I also had a dictionary. And - in my parents' house - a full set of World Book Encyclopedias. And - at school - a full school library.

Also not me.

We went through word processors that would show you one line of text at a time, and then print it out when you moved on. There was a computer lab in the basement of my dorm when I was in college - it had no Internet access of any kind, but it would allow you to type up your papers, and then print them out on a dot-matrix printer. In grad school, the computers in the lab got an upgrade - and so did the printers.

I still had a dictionary, but the school libraries were much bigger with stacks upon stacks of card catalogs and references for books and topics I'd never heard of. But this idea called "spellcheck" was beginning to take hold.

And then, suddenly, I had my own computer in my apartment. And my own printer. And a dial-up connection to the World Wide Web, which I could even use when I brought home a laptop from the consulting job I had.

Yep. Both mine.

I was still mainly relying on my dictionary and my reference books, but suddenly I could also rely on my computer to tell me if words were spelled wrong, or if my sentences were oddly constructed. (Okay - the grammar checking function mostly just annoys me, if I'm being honest, but it does help to point out some of the cases where words might be spelled right, but are simply the wrong word in the situation.)

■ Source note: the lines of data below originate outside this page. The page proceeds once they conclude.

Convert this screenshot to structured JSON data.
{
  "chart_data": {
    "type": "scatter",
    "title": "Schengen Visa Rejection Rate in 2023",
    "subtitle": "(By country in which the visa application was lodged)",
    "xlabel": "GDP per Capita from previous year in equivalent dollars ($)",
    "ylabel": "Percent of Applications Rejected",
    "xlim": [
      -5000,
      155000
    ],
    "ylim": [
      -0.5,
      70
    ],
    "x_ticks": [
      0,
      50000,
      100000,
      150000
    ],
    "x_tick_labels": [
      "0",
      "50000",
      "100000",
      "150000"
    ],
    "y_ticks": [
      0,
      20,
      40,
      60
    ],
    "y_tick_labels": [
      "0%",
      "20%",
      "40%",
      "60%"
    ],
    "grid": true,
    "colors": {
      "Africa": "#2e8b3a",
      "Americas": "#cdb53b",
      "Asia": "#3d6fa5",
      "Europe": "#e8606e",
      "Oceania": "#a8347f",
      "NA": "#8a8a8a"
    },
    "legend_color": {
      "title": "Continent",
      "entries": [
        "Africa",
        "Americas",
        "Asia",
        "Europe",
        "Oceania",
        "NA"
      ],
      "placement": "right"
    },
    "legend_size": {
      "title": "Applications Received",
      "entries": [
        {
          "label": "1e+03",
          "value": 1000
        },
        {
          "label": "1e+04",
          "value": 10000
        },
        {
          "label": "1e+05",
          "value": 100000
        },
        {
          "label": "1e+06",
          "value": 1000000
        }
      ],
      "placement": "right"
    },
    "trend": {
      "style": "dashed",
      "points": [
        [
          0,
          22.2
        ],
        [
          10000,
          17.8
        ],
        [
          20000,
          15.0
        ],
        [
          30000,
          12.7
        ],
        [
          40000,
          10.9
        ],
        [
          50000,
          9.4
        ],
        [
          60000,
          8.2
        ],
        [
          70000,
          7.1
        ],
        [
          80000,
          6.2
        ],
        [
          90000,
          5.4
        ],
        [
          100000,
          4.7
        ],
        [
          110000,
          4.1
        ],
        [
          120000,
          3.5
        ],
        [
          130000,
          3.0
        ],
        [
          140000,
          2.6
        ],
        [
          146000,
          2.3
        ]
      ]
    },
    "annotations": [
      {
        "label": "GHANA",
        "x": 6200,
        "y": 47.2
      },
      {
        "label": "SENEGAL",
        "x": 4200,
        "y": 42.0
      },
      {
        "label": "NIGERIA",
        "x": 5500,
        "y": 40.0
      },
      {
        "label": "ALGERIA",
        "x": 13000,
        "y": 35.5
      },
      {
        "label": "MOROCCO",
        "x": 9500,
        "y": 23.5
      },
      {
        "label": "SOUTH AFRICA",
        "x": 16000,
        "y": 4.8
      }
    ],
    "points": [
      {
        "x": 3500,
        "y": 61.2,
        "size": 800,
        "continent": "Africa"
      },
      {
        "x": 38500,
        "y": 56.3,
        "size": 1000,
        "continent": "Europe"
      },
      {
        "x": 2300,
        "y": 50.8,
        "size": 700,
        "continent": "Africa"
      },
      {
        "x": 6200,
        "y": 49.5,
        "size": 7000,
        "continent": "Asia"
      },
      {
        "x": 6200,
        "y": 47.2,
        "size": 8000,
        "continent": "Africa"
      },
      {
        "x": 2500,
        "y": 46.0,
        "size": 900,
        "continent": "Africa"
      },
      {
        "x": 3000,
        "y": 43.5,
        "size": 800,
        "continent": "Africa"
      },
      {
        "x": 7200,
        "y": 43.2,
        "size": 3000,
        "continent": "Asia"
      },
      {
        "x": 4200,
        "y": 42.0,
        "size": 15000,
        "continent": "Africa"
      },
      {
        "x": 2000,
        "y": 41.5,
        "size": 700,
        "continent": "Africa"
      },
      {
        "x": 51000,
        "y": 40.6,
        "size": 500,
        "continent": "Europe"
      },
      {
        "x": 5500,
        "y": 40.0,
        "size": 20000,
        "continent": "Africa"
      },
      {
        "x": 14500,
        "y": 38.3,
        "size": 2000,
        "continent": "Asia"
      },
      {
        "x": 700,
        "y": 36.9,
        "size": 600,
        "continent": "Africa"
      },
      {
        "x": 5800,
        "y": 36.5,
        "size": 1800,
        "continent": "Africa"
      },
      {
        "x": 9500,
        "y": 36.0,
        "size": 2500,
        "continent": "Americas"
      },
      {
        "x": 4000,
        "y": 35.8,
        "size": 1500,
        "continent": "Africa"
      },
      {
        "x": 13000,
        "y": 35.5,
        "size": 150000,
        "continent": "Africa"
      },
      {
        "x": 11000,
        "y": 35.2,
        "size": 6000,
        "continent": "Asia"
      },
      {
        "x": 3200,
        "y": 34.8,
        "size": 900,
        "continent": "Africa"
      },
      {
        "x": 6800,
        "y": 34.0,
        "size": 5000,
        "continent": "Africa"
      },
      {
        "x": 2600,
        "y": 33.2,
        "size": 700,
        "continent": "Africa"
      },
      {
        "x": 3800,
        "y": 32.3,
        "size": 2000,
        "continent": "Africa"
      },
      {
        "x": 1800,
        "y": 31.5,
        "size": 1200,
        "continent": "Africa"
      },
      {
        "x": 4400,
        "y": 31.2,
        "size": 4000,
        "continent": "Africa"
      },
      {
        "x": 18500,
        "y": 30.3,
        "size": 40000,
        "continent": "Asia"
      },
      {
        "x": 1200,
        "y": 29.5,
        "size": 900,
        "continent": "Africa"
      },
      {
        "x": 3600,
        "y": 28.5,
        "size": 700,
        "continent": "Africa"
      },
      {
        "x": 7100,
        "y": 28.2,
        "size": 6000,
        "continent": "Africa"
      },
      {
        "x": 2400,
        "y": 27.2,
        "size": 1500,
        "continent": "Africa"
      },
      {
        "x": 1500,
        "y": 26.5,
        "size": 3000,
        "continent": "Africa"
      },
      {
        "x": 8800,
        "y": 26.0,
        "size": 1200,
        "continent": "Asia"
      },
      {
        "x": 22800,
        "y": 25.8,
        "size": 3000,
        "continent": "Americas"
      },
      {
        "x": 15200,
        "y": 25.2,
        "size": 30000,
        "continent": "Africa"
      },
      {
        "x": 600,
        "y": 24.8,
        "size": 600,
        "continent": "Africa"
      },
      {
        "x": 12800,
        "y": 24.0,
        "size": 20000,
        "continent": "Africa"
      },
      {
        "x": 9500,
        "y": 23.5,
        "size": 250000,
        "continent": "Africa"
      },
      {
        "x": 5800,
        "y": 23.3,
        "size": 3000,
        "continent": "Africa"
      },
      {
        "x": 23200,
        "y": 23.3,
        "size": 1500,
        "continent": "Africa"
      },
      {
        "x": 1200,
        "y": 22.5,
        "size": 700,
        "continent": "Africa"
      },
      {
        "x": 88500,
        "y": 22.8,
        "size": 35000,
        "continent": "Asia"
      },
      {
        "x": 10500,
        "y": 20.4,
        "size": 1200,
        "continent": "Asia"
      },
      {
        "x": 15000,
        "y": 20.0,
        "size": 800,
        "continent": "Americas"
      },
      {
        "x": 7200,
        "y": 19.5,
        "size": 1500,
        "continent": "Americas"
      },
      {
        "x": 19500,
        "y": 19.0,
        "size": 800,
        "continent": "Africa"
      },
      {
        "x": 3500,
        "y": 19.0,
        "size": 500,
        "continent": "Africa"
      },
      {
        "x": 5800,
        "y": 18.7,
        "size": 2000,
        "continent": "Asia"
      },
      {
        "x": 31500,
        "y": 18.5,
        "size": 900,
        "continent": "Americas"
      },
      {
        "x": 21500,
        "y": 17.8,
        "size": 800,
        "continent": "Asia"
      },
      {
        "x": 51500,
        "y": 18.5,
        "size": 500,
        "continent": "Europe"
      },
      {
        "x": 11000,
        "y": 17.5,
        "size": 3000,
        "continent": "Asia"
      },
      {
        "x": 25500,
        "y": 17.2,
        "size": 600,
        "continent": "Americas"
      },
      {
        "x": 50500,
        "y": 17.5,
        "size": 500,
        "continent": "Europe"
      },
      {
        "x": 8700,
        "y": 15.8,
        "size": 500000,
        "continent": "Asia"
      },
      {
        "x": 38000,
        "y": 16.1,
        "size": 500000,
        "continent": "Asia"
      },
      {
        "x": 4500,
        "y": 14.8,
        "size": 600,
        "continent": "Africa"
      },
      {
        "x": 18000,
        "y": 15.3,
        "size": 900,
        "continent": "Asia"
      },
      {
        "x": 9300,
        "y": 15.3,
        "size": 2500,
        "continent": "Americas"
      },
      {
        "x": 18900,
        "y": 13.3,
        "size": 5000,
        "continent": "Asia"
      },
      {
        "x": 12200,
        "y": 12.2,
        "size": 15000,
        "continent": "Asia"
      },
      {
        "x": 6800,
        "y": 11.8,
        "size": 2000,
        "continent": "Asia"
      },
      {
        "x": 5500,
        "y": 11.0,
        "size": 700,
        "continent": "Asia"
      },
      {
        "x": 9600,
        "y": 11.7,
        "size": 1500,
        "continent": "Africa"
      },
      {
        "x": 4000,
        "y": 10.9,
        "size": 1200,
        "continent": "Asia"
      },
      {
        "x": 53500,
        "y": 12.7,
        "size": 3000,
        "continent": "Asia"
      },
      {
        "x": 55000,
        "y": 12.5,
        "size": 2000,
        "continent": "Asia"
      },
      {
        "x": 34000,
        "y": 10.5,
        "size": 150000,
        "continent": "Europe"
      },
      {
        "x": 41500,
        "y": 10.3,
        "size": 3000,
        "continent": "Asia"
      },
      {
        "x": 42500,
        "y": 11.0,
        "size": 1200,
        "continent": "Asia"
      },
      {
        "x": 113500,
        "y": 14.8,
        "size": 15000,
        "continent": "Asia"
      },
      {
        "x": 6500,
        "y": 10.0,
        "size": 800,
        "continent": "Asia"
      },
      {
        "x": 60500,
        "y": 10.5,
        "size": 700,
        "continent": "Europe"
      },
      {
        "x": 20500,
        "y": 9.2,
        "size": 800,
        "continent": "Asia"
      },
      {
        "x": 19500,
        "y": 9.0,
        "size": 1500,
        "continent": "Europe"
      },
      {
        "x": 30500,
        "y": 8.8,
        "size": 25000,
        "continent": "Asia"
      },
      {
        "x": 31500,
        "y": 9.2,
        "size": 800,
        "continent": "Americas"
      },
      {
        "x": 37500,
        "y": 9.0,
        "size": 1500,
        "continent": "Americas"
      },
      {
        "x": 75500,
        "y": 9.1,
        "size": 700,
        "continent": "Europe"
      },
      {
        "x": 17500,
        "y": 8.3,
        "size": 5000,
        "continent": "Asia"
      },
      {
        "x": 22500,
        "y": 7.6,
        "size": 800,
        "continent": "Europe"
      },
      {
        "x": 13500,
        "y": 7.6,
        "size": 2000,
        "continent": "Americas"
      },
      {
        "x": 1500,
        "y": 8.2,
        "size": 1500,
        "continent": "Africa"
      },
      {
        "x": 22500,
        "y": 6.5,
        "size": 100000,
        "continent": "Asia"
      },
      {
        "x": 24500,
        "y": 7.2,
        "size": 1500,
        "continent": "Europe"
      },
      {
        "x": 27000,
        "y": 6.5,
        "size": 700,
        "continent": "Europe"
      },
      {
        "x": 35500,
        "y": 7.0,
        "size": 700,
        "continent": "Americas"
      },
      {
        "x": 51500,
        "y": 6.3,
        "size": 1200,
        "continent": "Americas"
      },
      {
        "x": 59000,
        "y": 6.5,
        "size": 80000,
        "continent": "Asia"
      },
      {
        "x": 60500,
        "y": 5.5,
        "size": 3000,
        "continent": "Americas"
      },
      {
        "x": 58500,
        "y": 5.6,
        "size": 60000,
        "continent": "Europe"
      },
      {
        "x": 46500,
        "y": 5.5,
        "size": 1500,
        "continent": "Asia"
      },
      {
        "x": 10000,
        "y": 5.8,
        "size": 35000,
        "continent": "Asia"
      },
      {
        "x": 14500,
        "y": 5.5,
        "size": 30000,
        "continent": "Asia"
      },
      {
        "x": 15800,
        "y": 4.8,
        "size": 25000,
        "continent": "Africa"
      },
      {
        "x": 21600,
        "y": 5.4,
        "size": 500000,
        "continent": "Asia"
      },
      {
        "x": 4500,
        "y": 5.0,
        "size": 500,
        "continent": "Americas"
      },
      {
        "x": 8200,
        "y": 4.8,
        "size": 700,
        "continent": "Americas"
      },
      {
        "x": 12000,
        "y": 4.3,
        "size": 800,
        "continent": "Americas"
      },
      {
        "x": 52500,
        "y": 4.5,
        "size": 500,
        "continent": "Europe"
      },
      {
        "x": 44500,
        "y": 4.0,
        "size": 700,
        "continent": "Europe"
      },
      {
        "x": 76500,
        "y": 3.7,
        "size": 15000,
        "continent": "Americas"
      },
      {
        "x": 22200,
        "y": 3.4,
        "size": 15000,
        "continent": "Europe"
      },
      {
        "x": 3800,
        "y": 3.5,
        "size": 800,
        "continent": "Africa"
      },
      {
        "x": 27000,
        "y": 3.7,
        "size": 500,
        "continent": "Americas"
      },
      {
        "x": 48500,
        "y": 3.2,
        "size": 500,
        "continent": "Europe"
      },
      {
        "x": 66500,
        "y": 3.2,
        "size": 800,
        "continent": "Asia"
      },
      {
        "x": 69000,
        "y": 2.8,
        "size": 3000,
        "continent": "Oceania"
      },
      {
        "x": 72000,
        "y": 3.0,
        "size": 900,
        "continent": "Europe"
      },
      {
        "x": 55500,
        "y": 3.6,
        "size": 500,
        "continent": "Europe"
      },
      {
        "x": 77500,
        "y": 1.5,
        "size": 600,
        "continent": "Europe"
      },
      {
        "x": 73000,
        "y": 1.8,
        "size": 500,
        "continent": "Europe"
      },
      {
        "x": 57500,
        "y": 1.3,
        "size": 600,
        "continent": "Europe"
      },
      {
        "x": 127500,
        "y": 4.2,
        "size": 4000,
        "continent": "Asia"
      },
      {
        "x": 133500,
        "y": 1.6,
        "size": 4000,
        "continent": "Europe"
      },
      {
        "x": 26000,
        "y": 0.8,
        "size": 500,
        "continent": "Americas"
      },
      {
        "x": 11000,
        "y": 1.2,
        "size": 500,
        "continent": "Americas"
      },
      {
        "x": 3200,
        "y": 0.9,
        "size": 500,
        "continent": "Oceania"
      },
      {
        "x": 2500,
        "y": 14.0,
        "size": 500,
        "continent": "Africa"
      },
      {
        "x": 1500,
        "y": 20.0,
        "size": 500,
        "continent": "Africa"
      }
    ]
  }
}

Then - in 2007 - the iPhone came on the scene, and everyone suddenly had access to all sorts of technology right in one handheld device. Spellcheck and web searching became the norm, and - in many cases - it was for the better.

Which of these tools are you more likely to use for making a note?

But then we got into the age of autocorrect and speech-to-text writing. And writing in shortened "text speak," which sometimes seems to want to send us all into a course on ciphers and hieroglyphs. This is the world where a voice message asking about "Going to South Dakota for the weekend" becomes - in text: "Going to sort the code for the weakened." (True story.)

Granted, in some situations (I'm thinking enabling people who could not otherwise communicate) this is amazing. But, from an editorial and proofreading standpoint... wow... there are times when I miss the days of dictionaries and encyclopedias. Or at least the days when people would read what their computers were writing before sending it out for the world to see.

Of course, the more people ignore their dictionaries and rely on their autocorrected emojis, the longer I'll have a solid job. So maybe I shouldn't disparage all that tech quite so quickly.